The primary focus of the seminar regards the definition of a condition as disease and legitimacy of treatment, specifically in the field of psychiatry. The choice of emphasizing the importance of values derives from the preference of the normativist, over the naturalist model in medicine. According to the latter, disease is defined as a departure from a condition of normality.
This view is defective, because departure from normality can be virtuous, like, for example, in the case of a person of abnormally high intelligence. The proper definition of disease is, thus, related to evaluative standards that indicate components of human life that are valuable and desirable. Relying on values and norms, however, has opened the possibility of abuse in the history of medicine, and, in particular, in psychiatry. A famous historical illustration is represented by homosexuality, once wrongly medicalized. Actual disputes regard, for example, autism. The neurodiversity movement contests the definition of, at least, some conditions in the autistic spectrum like disease, and, instead, proposes to consider
them as mere evolutionistic variations.
Injustice can be present both in the case of wrongful medicalization, as well as in the case of the omission of medicalization, when it is legitimate. The seminar will analyse the possibility to establish a model of justification of evaluative standards employed in the definition of diseases and employment of treatments that
respects the equality and freedom of all persons, and reasonableness of responses, at the same time. The ground for the discussion is represented by the identification of capabilities (possibilities of doings and beings) that are constitutive of a human life that is going well (Martha Nussbaum).

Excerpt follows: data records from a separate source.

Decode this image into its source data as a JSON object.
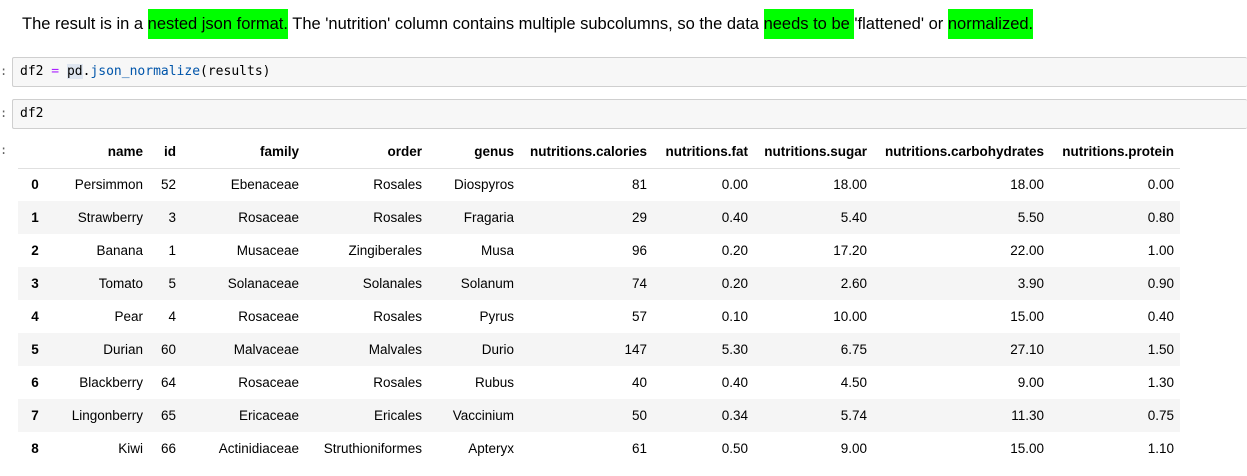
{
  "markdown": {
    "segments": [
      {
        "text": "The result is in a ",
        "highlight": false
      },
      {
        "text": "nested json format.",
        "highlight": true
      },
      {
        "text": " The 'nutrition' column contains multiple subcolumns, so the data ",
        "highlight": false
      },
      {
        "text": "needs to be ",
        "highlight": true
      },
      {
        "text": "'flattened' or ",
        "highlight": false
      },
      {
        "text": "normalized.",
        "highlight": true
      }
    ]
  },
  "cells": [
    {
      "prompt": ":",
      "var": "df2",
      "op": " = ",
      "obj": "pd",
      "dot": ".",
      "fn": "json_normalize",
      "args": "(results)"
    },
    {
      "prompt": ":",
      "code": "df2"
    }
  ],
  "output_prompt": ":",
  "highlight_color": "#00ff00",
  "table": {
    "columns": [
      "name",
      "id",
      "family",
      "order",
      "genus",
      "nutritions.calories",
      "nutritions.fat",
      "nutritions.sugar",
      "nutritions.carbohydrates",
      "nutritions.protein"
    ],
    "rows": [
      {
        "index": "0",
        "cells": [
          "Persimmon",
          "52",
          "Ebenaceae",
          "Rosales",
          "Diospyros",
          "81",
          "0.00",
          "18.00",
          "18.00",
          "0.00"
        ]
      },
      {
        "index": "1",
        "cells": [
          "Strawberry",
          "3",
          "Rosaceae",
          "Rosales",
          "Fragaria",
          "29",
          "0.40",
          "5.40",
          "5.50",
          "0.80"
        ]
      },
      {
        "index": "2",
        "cells": [
          "Banana",
          "1",
          "Musaceae",
          "Zingiberales",
          "Musa",
          "96",
          "0.20",
          "17.20",
          "22.00",
          "1.00"
        ]
      },
      {
        "index": "3",
        "cells": [
          "Tomato",
          "5",
          "Solanaceae",
          "Solanales",
          "Solanum",
          "74",
          "0.20",
          "2.60",
          "3.90",
          "0.90"
        ]
      },
      {
        "index": "4",
        "cells": [
          "Pear",
          "4",
          "Rosaceae",
          "Rosales",
          "Pyrus",
          "57",
          "0.10",
          "10.00",
          "15.00",
          "0.40"
        ]
      },
      {
        "index": "5",
        "cells": [
          "Durian",
          "60",
          "Malvaceae",
          "Malvales",
          "Durio",
          "147",
          "5.30",
          "6.75",
          "27.10",
          "1.50"
        ]
      },
      {
        "index": "6",
        "cells": [
          "Blackberry",
          "64",
          "Rosaceae",
          "Rosales",
          "Rubus",
          "40",
          "0.40",
          "4.50",
          "9.00",
          "1.30"
        ]
      },
      {
        "index": "7",
        "cells": [
          "Lingonberry",
          "65",
          "Ericaceae",
          "Ericales",
          "Vaccinium",
          "50",
          "0.34",
          "5.74",
          "11.30",
          "0.75"
        ]
      },
      {
        "index": "8",
        "cells": [
          "Kiwi",
          "66",
          "Actinidiaceae",
          "Struthioniformes",
          "Apteryx",
          "61",
          "0.50",
          "9.00",
          "15.00",
          "1.10"
        ]
      }
    ]
  }
}
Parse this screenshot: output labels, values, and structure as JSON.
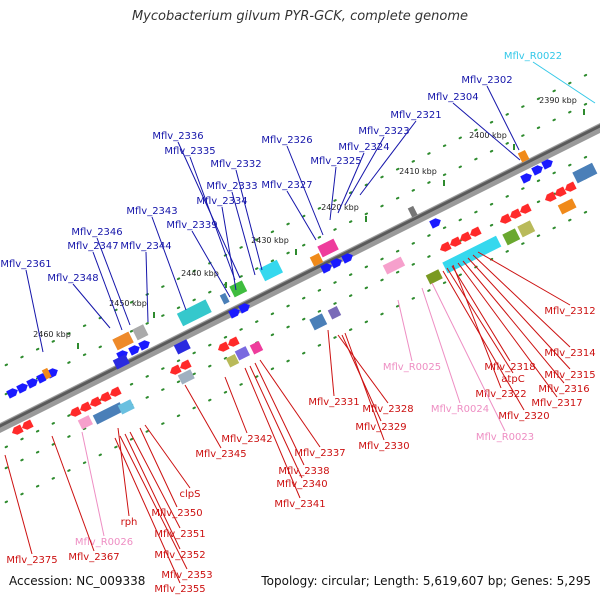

The main problem is how to justify the identification of such capabilities. The main options are represented by a dilemma between impersonal philosophical reasoning developed by theoreticians, on one side, or procedural and democratic deliberation on the other side. The risk of favouring the theoreticians’ views is represented by possible mistakes and injustice toward medicalized persons, like it has already happened in the history of psychiatry. The risk of the democratization of the procedure is represented by possible conclusions based on poor knowledge, or absence of competence. The model finally favoured is represented by a procedure pursued by theoreticians, that are, however, careful to take in consideration the perspectives and the reasons important for all persons concerned. This model is strongly inspired by the theory of public reason employed in political philosophy by John Rawls and Gerald Gaus.